Frankly, that last observation alone is enough to believe that Wentz’s career with the Eagles is over. The problem isn’t that Wentz wants to be wanted. It’s that he has no choice but to conclude that he isn’t. Anybody who faults him for exercising any leverage that he has to engineer his way out of Philly has never considered how uncomfortable it would be for him to return, given all that he has seen, read, and heard. I feel bad for the guy. I really do. The last 13 months of his professional life have been a complete and irrevocable disaster.

Therein lies the crux of the matter. Even if everything works out entirely in the Eagles’ favor, it will still work out to nothing less than a travesty. Jeffrey Lurie could spend the rest of his life doing the Scrooge McDuck backstroke through a vault of first-round picks and he will still go down as the man who oversaw the most mismanaged and embarrassing chapter in the history of his organization. Wentz could retire from football with a zero quarterback rating and his legacy would still regard him first as the unwitting whistleblower who exposed the depths of the Eagles’ dysfunction.

» READ MORE: Jeffrey Lurie gambles big again, as he’s shed a Super Bowl coach, quarterback, and architect | Marcus Hayes

That, right there, is where the danger lies. Few will admit it because it’s more comfortable to ignore the things we do not know. But there’s a realistic scenario in which history looks back on the Eagles’ decision to trade Wentz as one of professional sports’ greatest management blunders. What the Eagles are about to do simply does not happen, regardless of the circumstances. NFL history is full of quarterbacks who had seasons that were every bit as bad as Wentz’s and did not lose their job. Derek Carr, Andy Dalton, Alex Smith, Ryan Tannehill – and those are only the guys who were better than Wentz this season. Stafford and Ben Roethlisberger both bounced back from abysmal years at similar junctures in their careers. Philip Rivers was a laughingstock at 31 and went on to play eight more seasons.

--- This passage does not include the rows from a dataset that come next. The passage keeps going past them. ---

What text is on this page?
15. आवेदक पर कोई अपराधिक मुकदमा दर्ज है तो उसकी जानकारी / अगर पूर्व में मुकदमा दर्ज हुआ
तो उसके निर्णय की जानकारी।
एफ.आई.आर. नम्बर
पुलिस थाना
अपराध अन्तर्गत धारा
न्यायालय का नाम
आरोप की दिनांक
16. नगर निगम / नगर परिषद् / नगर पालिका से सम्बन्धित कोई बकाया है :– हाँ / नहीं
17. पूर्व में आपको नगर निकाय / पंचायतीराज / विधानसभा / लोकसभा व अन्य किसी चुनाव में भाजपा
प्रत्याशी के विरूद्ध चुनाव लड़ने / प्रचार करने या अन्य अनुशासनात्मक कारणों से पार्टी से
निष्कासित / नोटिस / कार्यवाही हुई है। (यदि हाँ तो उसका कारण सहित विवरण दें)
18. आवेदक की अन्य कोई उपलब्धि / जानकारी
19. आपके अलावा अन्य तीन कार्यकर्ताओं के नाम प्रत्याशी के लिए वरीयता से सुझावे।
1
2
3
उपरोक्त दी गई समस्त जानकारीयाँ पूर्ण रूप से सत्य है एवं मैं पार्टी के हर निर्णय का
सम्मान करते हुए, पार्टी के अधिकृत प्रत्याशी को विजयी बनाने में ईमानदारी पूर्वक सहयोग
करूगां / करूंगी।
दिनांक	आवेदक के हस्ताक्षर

Right now, people are too preoccupied with assigning blame to see the reality of the Eagles’ situation. Clearly, Wentz has played a role in arriving at this juncture. On the field and in the locker room, the quarterback is the commanding officer. He is both culpable and creditable for everything that happens on his watch. With great power comes great responsibility, and Wentz bears plenty of the latter for failing to make the best of the situation.

At the same time, the situation matters. Isn’t that what we saw on Sunday night, when the game’s best quarterback in the sport’s biggest game turned in one of the worst statistical performances in its history? The Chiefs were a team with the NFL’s best play-caller, its best deep threat, its best tight end, and its best quarterback, and they still ended up scoring a total of nine points while getting blown off the NFL’s biggest stage.

Carson Wentz is not Patrick Mahomes. But he is 28 years old and has the same raw materials that he had when he was one of the NFL’s best. In three of the last four seasons, he has been a top-15 QB by practically any measure. If the NFL’s best offense can look like its worst without an offensive line, isn’t there a chance that Wentz is actually a lot better than he looked while playing 12 games without one? Isn’t there a chance that he’d look a lot better with a different coach and different supporting cast? Isn’t there a chance that the Eagles’ inability to succeed with him will prove to be an indictment of the Eagles?

If all Wentz needed was the right situation, history will laugh at the Eagles’ failure to provide it. It will laugh like it laughed at the Blazers and Jordan, and the Sixers and Barkley, and the Chargers and Brees.

If so, look out. And look in the mirror. And remember that you celebrated.